A FIGHT WITH DEATH[10] By IAN MACLAREN

Footnote 10:

From _Beside the Bonnie Brier Bush_. Copyright, 1894, by Dodd, Mead & Company.

WHEN Drumsheugh’s grieve was brought to the gates of death by fever, caught, as was supposed, on an adventurous visit to Glasgow, the London doctor at Lord Kilspindie’s shooting lodge looked in on his way from the moor, and declared it impossible for Saunders to live through the night.

“I give him six hours, more or less; it is only a question of time,” said the oracle, buttoning his gloves and getting into the brake. “Tell your parish doctor that I was sorry not to have met him.”
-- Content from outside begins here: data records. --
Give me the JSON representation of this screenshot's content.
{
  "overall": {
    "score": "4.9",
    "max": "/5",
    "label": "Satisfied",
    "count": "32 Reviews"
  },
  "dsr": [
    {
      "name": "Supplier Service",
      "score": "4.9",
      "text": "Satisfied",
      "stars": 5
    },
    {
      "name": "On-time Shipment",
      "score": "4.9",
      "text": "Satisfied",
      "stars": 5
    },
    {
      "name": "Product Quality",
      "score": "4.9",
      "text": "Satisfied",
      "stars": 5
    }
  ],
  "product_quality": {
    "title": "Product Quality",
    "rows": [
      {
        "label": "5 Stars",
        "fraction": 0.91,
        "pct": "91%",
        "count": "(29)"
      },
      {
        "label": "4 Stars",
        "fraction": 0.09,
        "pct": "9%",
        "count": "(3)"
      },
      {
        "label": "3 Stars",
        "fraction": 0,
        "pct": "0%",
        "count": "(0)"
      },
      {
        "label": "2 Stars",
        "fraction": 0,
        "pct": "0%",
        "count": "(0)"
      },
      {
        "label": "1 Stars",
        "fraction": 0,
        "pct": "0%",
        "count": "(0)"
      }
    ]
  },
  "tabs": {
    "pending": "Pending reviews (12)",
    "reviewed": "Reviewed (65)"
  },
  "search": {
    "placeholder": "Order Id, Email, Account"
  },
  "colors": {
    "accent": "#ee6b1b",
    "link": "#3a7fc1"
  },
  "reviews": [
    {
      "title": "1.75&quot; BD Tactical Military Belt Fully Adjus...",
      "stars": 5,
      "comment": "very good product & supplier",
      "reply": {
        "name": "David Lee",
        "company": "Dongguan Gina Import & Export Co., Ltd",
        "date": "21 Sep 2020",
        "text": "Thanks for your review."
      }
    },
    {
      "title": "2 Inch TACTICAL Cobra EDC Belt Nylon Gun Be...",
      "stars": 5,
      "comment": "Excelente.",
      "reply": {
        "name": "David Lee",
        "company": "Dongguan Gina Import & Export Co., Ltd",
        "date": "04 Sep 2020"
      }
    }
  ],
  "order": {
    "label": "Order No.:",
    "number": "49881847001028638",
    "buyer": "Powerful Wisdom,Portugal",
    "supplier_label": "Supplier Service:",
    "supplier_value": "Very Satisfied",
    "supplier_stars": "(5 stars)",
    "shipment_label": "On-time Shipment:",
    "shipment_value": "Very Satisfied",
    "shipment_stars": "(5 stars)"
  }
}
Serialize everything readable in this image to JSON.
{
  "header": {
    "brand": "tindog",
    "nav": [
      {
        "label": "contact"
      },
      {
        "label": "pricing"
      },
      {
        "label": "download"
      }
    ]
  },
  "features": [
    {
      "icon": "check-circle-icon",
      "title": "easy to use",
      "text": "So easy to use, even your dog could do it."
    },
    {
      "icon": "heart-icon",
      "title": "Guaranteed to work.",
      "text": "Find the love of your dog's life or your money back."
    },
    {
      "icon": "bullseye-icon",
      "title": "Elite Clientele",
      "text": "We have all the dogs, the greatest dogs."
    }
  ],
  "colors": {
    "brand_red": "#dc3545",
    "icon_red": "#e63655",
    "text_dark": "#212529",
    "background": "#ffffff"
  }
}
Bell heard this verdict from behind the door, and gave way utterly, but Drumsheugh declined to accept it as final, and devoted himself to consolation.

“Dinna greet like that, Bell, wumman, sae lang as Saunders is still livin’; a’ll never give up houp, for ma pairt, till oor ain man says the word.

“A’ the doctors in the land dinna ken as muckle aboot us as Weelum MacLure, an’ he’s ill tae beat when he’s tryin’ tae save a man’s life.”

MacLure, on his coming, would say nothing, either weal or woe, till he had examined Saunders. Suddenly his face turned into iron before their eyes, and he looked like one encountering a merciless foe. For there was a feud between MacLure and a certain mighty power which had lasted for forty years in Drumtochty.

“The London doctor said that Saunders wud sough awa’ afore mornin’, did he? Weel, he’s an’ authority on fevers an’ sic like diseases, an’ ought tae ken.

“It’s may be presumptuous o’ me tae differ frae him, and it wudna be verra respectfu’ o’ Saunders tae live aifter this opeenion. But Saunders wes aye thraun an’ ill tae drive, an’ he’s as like as no tae gang his ain gait.

“A’m no meanin’ tae reflect on sae clever a man, but he didna ken the seetuation. He can read fevers like a buik, but he never cam’ across sic a thing as the Drumtochty constitution a’ his days.

“Ye see, when onybody gets as low as puir Saunders here, it’s a juist a hand-to-hand wrastle atween the fever and his constitution, an’ of coorse, if he hed been a shilpit, stuntit, feckless effeegy o’ a cratur, fed on tea an’ made dishes and pushioned wi’ bad air, Saunders wud hae nae chance; he wes boond tae gae oot like the snuff o’ a candle.